Au début des années 2000, Jean-Christophe représenta les personnels au Comité technique paritaire ministériel et parallèlement au Comité technique paritaire de la Direction des Musées de France. Après la RGPP, il fut élu au Comité technique paritaire de la Direction Générale des Patrimoines, puis, récemment encore, au Comité technique de la filière musée.
Mais c’est assurément dans son mandat de toujours à la Commission administrative paritaire des chargés d’études documentaires qu’il put exprimer au mieux cette noble idée : avoir de l’ambition et des revendications offensives pour les politiques publiques culturelles est encore le meilleur moyen de transformer les choses à hauteur des métiers, des missions des personnels, du sens de leur travail et de leurs conditions de travail. Nombreux sont ceux qui ont pu bénéficier de son écoute bienveillante, de ses conseils et de son soutien.
Jean-Christophe restera une figure majeure, inoubliable de la CGT-Culture. Nous ne sommes pas près d’oublier, sa voix, son sourire, son humour parfois grinçant et si vivifiant, son amour des idées et des autres, sa générosité sensible, sa présence élégante et pudique.
Jean-Christophe était aussi un militant très engagé et impliqué dans la vie associative, scolaire et politique de sa commune Athis-Mons.
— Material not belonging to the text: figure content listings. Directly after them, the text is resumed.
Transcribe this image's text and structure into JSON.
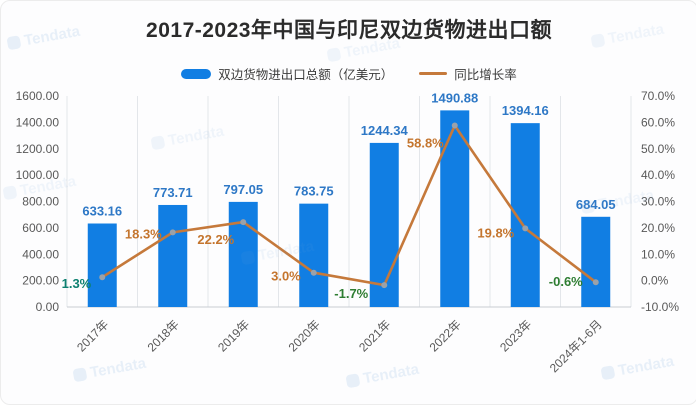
{
  "title": "2017-2023年中国与印尼双边货物进出口额",
  "legend": [
    {
      "label": "双边货物进出口总额（亿美元）",
      "type": "bar",
      "color": "#117ee3"
    },
    {
      "label": "同比增长率",
      "type": "line",
      "color": "#c5793b"
    }
  ],
  "watermark": "Tendata",
  "chart_data": {
    "type": "bar+line",
    "title": "2017-2023年中国与印尼双边货物进出口额",
    "categories": [
      "2017年",
      "2018年",
      "2019年",
      "2020年",
      "2021年",
      "2022年",
      "2023年",
      "2024年1-6月"
    ],
    "series": [
      {
        "name": "双边货物进出口总额（亿美元）",
        "type": "bar",
        "axis": "left",
        "color": "#117ee3",
        "label_color": "#2e78c6",
        "values": [
          633.16,
          773.71,
          797.05,
          783.75,
          1244.34,
          1490.88,
          1394.16,
          684.05
        ]
      },
      {
        "name": "同比增长率",
        "type": "line",
        "axis": "right",
        "color": "#c5793b",
        "marker_color": "#9aa1a9",
        "values": [
          1.3,
          18.3,
          22.2,
          3.0,
          -1.7,
          58.8,
          19.8,
          -0.6
        ],
        "labels": [
          "1.3%",
          "18.3%",
          "22.2%",
          "3.0%",
          "-1.7%",
          "58.8%",
          "19.8%",
          "-0.6%"
        ],
        "label_colors": [
          "#0d8070",
          "#c4752e",
          "#c4752e",
          "#c4752e",
          "#2e7d32",
          "#c4752e",
          "#c4752e",
          "#2e7d32"
        ],
        "label_offsets": [
          [
            -11,
            11
          ],
          [
            -11,
            6
          ],
          [
            -9,
            22
          ],
          [
            -13,
            8
          ],
          [
            -16,
            13
          ],
          [
            -11,
            22
          ],
          [
            -11,
            9
          ],
          [
            -13,
            4
          ]
        ]
      }
    ],
    "left_axis": {
      "ticks": [
        "1600.00",
        "1400.00",
        "1200.00",
        "1000.00",
        "800.00",
        "600.00",
        "400.00",
        "200.00",
        "0.00"
      ],
      "min": 0,
      "max": 1600
    },
    "right_axis": {
      "ticks": [
        "70.0%",
        "60.0%",
        "50.0%",
        "40.0%",
        "30.0%",
        "20.0%",
        "10.0%",
        "0.0%",
        "-10.0%"
      ],
      "min": -10,
      "max": 70
    },
    "grid": "vertical",
    "legend_position": "top"
  }
}
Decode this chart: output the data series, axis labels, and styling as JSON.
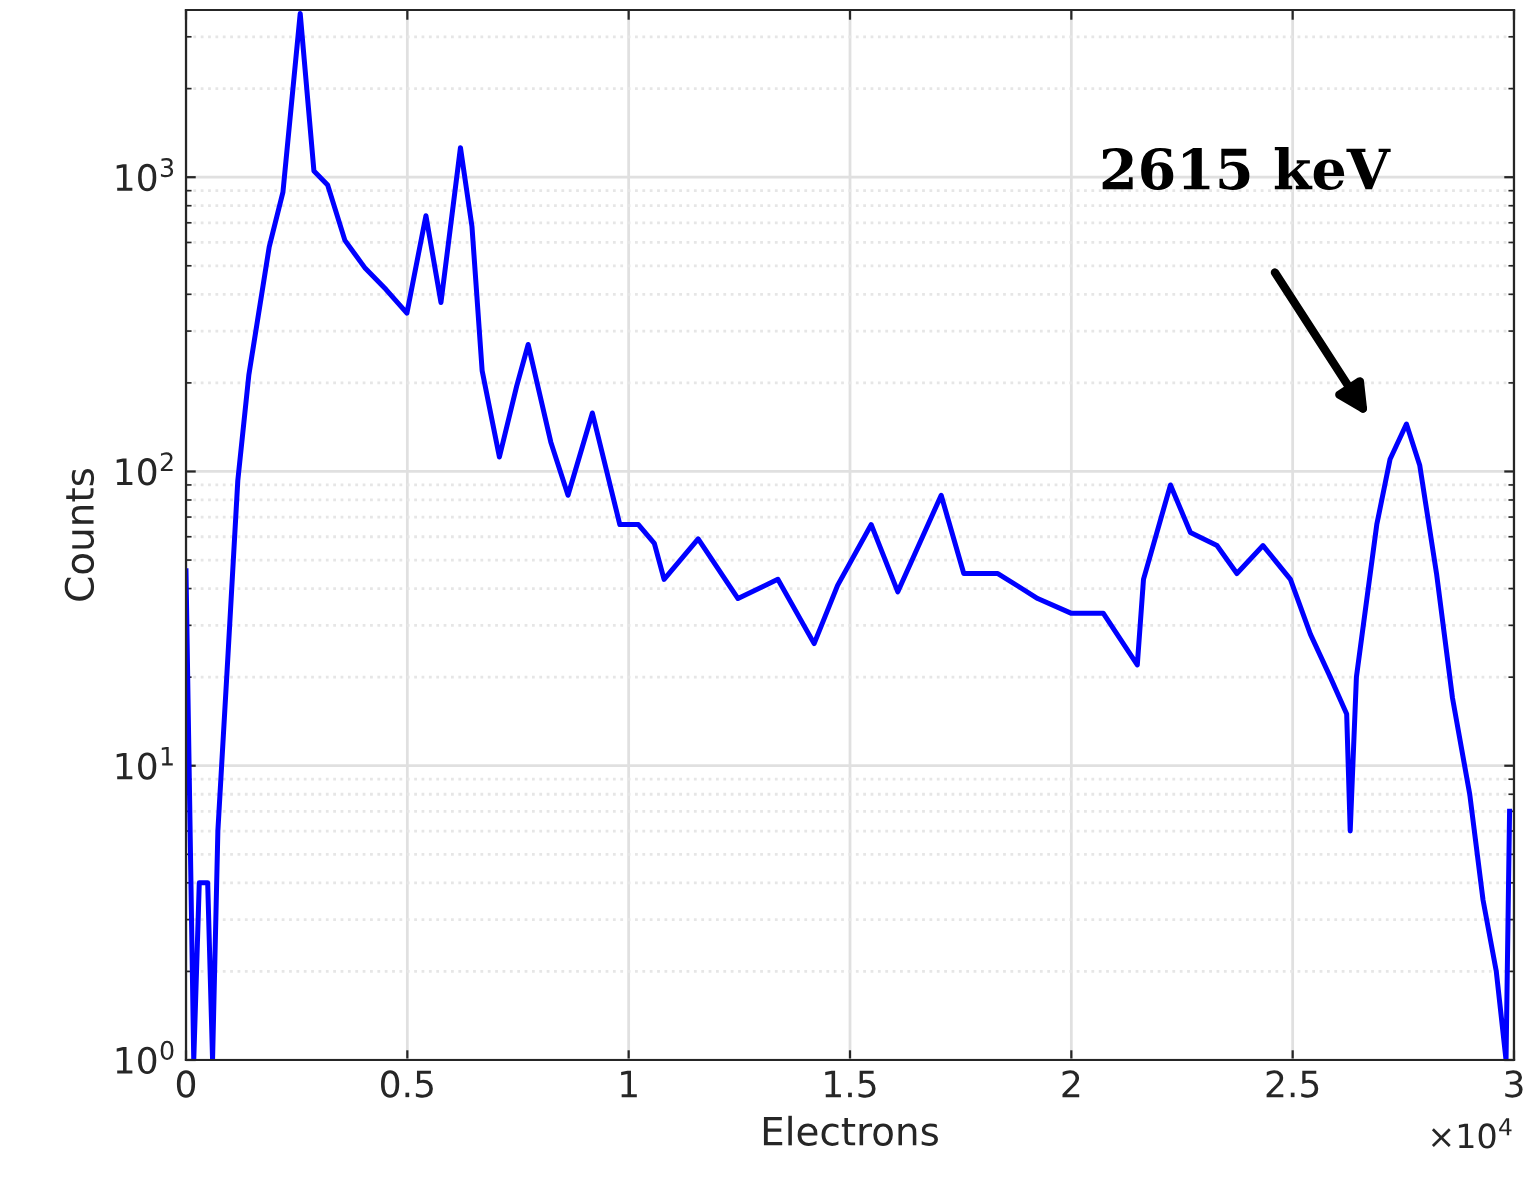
{
  "chart_data": {
    "type": "line",
    "xlabel": "Electrons",
    "ylabel": "Counts",
    "log": "y",
    "grid": true,
    "marker": "none",
    "line_style": "solid",
    "xlim": [
      0,
      3
    ],
    "xticks": [
      0,
      0.5,
      1,
      1.5,
      2,
      2.5,
      3
    ],
    "ylim": [
      1,
      3700
    ],
    "yticks": [
      {
        "value": 1,
        "label": "10$^{0}$"
      },
      {
        "value": 10,
        "label": "10$^{1}$"
      },
      {
        "value": 100,
        "label": "10$^{2}$"
      },
      {
        "value": 1000,
        "label": "10$^{3}$"
      }
    ],
    "annotations": [
      "2615 keV",
      "×10$^{4}$"
    ],
    "series": [
      {
        "color": "#0000ff",
        "x": [
          0,
          0.0175,
          0.03,
          0.049,
          0.06,
          0.072,
          0.095,
          0.117,
          0.142,
          0.188,
          0.219,
          0.258,
          0.289,
          0.32,
          0.359,
          0.405,
          0.452,
          0.499,
          0.542,
          0.576,
          0.62,
          0.646,
          0.669,
          0.708,
          0.747,
          0.773,
          0.824,
          0.863,
          0.918,
          0.98,
          1.022,
          1.058,
          1.08,
          1.157,
          1.247,
          1.337,
          1.419,
          1.472,
          1.548,
          1.608,
          1.706,
          1.757,
          1.834,
          1.924,
          1.999,
          2.072,
          2.149,
          2.163,
          2.224,
          2.269,
          2.329,
          2.374,
          2.433,
          2.495,
          2.54,
          2.585,
          2.622,
          2.63,
          2.644,
          2.69,
          2.72,
          2.757,
          2.787,
          2.825,
          2.861,
          2.9,
          2.93,
          2.96,
          2.982,
          2.99
        ],
        "values": [
          46,
          1,
          4,
          4,
          1,
          6,
          24,
          93,
          213,
          580,
          890,
          3600,
          1050,
          940,
          610,
          490,
          415,
          345,
          740,
          375,
          1260,
          680,
          220,
          112,
          195,
          270,
          126,
          83,
          158,
          66,
          66,
          57,
          43,
          59,
          37,
          43,
          26,
          41,
          66,
          39,
          83,
          45,
          45,
          37,
          33,
          33,
          22,
          43,
          90,
          62,
          56,
          45,
          56,
          43,
          28,
          20,
          15,
          6,
          20,
          66,
          110,
          145,
          105,
          45,
          17,
          8,
          3.5,
          2,
          1,
          7
        ]
      }
    ]
  }
}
Encore récemment et durant le mouvement des gilets jaunes, il manifestait chaque samedi contre les injustices sociales, pour l’honneur des travailleurs et un monde meilleur.
Jean-Christophe, tous tes camarades et tes amis te saluent fraternellement. Ton départ est inconcevable. Nous sommes inconsolables mais tellement heureux et fiers de t’avoir connu. Va en paix et dans l’amour inextinguible des tiens.